The temperature in Delhi on Thursday was close to 46 degrees Celsius. “This Friday, April 29th, the thermometer may be near 50 degrees in some areas,” explains Alban Alvarez, our correspondent in New Delhi. Authorities have issued a warning and advised vulnerable people to avoid going outside.

The Indian Meteorological Department said the extreme heat wave will continue for another five days in northwestern and central India and into the east till the weekend.


Tara Singh, 65, who has been running a small street shop in Delhi since 1978, said, “This is the first time we have seen such heat in April.” “The betel I use to sell the pan (chewing tobacco, editor’s note) spoils faster than usual. It usually happens in May, at the peak of summer.”

Electrical interruptions

India’s northwestern Rajasthan, western Gujarat and southern Andhra Pradesh have imposed power cuts on factories to reduce consumption. According to press reports, large power plants are facing a shortage of coal.

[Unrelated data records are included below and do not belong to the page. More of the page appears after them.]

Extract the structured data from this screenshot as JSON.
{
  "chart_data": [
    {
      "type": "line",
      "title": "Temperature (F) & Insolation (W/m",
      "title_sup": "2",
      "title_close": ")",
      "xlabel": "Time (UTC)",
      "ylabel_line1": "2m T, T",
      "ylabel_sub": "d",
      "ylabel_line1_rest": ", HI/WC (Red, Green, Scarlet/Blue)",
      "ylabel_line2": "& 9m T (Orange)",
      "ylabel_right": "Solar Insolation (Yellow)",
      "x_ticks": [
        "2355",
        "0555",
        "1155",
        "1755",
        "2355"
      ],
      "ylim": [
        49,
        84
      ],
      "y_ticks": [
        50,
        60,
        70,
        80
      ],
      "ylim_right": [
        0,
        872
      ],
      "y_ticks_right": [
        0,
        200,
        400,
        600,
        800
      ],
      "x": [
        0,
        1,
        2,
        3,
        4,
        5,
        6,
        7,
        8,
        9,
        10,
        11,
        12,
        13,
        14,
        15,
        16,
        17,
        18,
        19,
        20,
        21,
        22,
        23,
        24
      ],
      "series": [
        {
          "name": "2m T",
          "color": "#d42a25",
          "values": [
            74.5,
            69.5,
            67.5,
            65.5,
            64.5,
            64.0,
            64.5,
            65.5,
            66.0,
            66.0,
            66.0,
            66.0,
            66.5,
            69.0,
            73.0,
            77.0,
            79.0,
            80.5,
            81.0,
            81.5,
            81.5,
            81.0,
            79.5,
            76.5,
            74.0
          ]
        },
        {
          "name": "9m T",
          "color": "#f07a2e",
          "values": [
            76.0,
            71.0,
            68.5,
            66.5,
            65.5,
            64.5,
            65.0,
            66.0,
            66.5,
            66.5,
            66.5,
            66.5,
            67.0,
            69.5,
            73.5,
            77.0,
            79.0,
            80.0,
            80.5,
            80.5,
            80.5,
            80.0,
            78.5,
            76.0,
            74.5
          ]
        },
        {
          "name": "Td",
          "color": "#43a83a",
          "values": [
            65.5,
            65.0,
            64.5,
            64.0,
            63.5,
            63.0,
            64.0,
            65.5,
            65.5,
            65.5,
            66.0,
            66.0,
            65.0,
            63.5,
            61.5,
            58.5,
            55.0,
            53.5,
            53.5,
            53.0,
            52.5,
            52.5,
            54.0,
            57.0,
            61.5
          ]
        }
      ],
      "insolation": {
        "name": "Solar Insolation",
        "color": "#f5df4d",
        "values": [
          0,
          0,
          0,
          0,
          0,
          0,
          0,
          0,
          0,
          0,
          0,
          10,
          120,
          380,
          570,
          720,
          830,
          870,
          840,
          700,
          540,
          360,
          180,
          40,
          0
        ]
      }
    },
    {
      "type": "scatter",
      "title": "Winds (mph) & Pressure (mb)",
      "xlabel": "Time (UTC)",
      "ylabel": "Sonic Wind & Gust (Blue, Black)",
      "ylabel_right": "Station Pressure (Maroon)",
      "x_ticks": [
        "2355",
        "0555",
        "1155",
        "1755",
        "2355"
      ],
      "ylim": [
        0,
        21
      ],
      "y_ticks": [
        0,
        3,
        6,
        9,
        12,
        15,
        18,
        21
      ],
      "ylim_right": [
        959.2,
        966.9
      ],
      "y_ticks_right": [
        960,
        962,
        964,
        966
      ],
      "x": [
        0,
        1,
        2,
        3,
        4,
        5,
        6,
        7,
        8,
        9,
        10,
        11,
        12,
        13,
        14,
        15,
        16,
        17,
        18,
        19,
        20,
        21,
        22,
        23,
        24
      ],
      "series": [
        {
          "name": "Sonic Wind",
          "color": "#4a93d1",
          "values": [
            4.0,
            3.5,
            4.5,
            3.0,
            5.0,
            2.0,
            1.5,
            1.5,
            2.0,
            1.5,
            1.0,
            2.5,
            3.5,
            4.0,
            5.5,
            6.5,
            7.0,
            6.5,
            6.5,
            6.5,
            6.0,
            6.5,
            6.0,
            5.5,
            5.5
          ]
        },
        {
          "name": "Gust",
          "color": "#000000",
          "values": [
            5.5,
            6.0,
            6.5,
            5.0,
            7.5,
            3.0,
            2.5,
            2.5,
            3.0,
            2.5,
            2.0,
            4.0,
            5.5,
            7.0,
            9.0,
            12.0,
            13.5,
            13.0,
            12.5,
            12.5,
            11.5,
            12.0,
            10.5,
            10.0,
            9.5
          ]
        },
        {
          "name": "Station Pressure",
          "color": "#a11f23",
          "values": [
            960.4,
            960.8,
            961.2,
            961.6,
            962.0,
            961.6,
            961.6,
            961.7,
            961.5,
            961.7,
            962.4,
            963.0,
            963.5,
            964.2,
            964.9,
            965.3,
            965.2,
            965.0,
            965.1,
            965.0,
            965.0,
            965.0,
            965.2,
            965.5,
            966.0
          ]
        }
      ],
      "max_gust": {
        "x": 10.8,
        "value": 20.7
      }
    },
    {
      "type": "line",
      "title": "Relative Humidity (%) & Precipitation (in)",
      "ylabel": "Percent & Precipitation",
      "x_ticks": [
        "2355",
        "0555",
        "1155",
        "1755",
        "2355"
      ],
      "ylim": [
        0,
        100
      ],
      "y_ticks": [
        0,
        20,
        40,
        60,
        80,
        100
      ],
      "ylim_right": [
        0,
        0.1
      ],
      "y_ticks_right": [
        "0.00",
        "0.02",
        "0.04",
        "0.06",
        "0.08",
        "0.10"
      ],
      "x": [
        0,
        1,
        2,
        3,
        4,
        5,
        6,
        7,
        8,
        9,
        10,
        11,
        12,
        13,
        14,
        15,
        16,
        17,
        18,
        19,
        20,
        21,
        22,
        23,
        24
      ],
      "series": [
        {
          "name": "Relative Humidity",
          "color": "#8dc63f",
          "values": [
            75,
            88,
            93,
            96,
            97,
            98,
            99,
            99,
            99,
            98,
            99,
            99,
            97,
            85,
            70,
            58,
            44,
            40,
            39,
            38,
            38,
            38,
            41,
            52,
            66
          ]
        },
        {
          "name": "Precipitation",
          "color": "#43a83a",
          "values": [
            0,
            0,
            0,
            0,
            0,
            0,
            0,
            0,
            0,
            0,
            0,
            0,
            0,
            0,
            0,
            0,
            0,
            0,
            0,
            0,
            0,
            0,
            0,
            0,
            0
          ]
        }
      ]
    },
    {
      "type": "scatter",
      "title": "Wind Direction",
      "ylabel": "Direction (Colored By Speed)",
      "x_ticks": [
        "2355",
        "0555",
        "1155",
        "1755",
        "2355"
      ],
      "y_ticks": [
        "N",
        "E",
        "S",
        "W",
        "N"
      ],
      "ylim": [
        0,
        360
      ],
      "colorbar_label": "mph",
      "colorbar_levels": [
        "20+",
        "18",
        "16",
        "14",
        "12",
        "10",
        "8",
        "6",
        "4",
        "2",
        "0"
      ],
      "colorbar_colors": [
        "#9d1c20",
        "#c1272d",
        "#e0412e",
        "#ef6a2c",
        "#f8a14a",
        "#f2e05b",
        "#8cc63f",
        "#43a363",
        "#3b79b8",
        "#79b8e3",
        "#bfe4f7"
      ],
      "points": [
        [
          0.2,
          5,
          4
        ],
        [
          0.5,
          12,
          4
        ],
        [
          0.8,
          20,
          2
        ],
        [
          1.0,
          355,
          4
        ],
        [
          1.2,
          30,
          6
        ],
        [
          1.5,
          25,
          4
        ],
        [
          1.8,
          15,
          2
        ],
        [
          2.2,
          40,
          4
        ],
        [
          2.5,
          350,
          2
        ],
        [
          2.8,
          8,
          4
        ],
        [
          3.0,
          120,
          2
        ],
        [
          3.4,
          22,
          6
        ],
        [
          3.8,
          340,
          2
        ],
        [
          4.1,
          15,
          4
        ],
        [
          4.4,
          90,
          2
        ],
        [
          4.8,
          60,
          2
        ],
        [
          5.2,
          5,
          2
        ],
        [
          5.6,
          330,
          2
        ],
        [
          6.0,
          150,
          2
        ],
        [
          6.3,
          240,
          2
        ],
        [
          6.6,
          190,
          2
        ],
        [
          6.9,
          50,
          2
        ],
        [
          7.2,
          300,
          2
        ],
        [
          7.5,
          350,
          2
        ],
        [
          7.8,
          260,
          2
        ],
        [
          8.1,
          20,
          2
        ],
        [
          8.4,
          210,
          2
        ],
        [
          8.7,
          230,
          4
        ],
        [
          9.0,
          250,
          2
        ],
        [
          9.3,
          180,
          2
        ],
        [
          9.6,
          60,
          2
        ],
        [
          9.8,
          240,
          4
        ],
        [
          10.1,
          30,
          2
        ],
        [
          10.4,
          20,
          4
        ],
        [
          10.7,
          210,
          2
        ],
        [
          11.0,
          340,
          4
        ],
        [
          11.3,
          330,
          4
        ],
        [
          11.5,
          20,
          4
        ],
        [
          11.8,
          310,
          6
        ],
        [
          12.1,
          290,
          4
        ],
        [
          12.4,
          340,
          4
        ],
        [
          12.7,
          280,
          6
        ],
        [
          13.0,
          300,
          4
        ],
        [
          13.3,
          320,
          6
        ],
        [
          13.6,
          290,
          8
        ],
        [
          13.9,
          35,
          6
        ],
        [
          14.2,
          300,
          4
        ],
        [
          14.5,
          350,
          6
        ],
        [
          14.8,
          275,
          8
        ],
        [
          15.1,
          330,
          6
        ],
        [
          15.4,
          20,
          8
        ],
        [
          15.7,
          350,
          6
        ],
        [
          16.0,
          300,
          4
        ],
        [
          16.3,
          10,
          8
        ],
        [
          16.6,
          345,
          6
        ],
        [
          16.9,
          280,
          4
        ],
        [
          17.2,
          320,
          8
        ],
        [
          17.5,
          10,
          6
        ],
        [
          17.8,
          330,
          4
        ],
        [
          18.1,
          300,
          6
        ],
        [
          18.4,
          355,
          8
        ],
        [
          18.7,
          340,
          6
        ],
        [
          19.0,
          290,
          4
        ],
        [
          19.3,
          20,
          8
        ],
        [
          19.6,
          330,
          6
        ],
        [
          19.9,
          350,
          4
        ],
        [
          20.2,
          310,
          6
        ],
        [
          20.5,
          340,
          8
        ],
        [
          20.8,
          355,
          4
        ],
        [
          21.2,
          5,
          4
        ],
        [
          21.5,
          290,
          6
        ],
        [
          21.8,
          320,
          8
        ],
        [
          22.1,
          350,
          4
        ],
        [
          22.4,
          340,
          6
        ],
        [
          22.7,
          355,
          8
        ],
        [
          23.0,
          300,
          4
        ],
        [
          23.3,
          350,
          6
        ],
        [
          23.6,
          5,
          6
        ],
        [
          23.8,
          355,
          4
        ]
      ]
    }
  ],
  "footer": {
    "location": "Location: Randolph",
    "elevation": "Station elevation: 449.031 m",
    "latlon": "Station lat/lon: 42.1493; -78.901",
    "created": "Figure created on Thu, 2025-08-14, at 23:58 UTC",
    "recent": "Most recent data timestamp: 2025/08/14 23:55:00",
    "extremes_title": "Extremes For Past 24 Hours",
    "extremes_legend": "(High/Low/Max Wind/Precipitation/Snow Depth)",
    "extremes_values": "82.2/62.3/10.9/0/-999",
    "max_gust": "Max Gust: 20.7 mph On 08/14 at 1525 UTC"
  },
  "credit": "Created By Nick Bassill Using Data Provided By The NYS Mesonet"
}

In many parts of the country, with a population of 1.4 billion, water shortages worsen only during the annual monsoon season in June and July. In March, Delhi recorded a maximum temperature of 40.1 degrees, the hottest month on record since 1946.

The worst has not yet come

Heat waves have killed more than 6,500 people in India since 2010. Scientists say they occur more frequently due to climate change, but are more severe.

Climate change “It is raising temperatures in India,” said Dr Mariam Zachariah, of the Grantham Institute at Imperial College London. “We can expect it now. High temperatures once every four years,” he warns.

Dr Friederike Otto, a colleague and climate science lecturer at the Grantham Institute, said, “Until the end of net greenhouse gas emissions, heat waves will continue to be hot and dangerous in India and elsewhere. The greenhouse effect.”

“Temperatures are rising rapidly across the country and rising much earlier than usual,” Prime Minister Narendra Modi said on Wednesday, the day after a fire broke out on the 60-meter-high Palswa Garbage Hill in north Delhi.

On Thursday, according to a fire official in the capital, firefighters were battling the blaze, whose dense smoke was accompanied by air pollution, hoping to bring it under control by Friday. Three huge fires have erupted in a month at the largest garbage dump in the capital, Ghazipur, which is a huge mountain of 65 meters high rubbish.

The megalopolis, home to more than 20 million people, lacks the modern infrastructure to process the 12,000 tons of waste it produces daily. According to Pradeep Kandelwal, former head of the Delhi Waste Management Department, all these fires may have been caused by the extreme temperatures that accelerate the decomposition of organic waste.

Pakistan was also affected

Neighboring Pakistan also experienced extreme heat on Thursday, which is expected to continue into next week. Temperatures are expected to be 8 degrees above normal in some parts of the country, with the Pakistan Meteorological Association forecasting 48 degrees in rural Sindh on Wednesday.

Agriculture, the mainstay of the economy, employs 40% of the total workforce. In this country, farmers need to manage their water supply wisely. “The country’s public health and agriculture will face serious threats from extreme temperatures this year,” Climate Change Minister Sherry Rehman said.

March is the hottest month on record since 1961, according to the Pakistan Meteorological Department.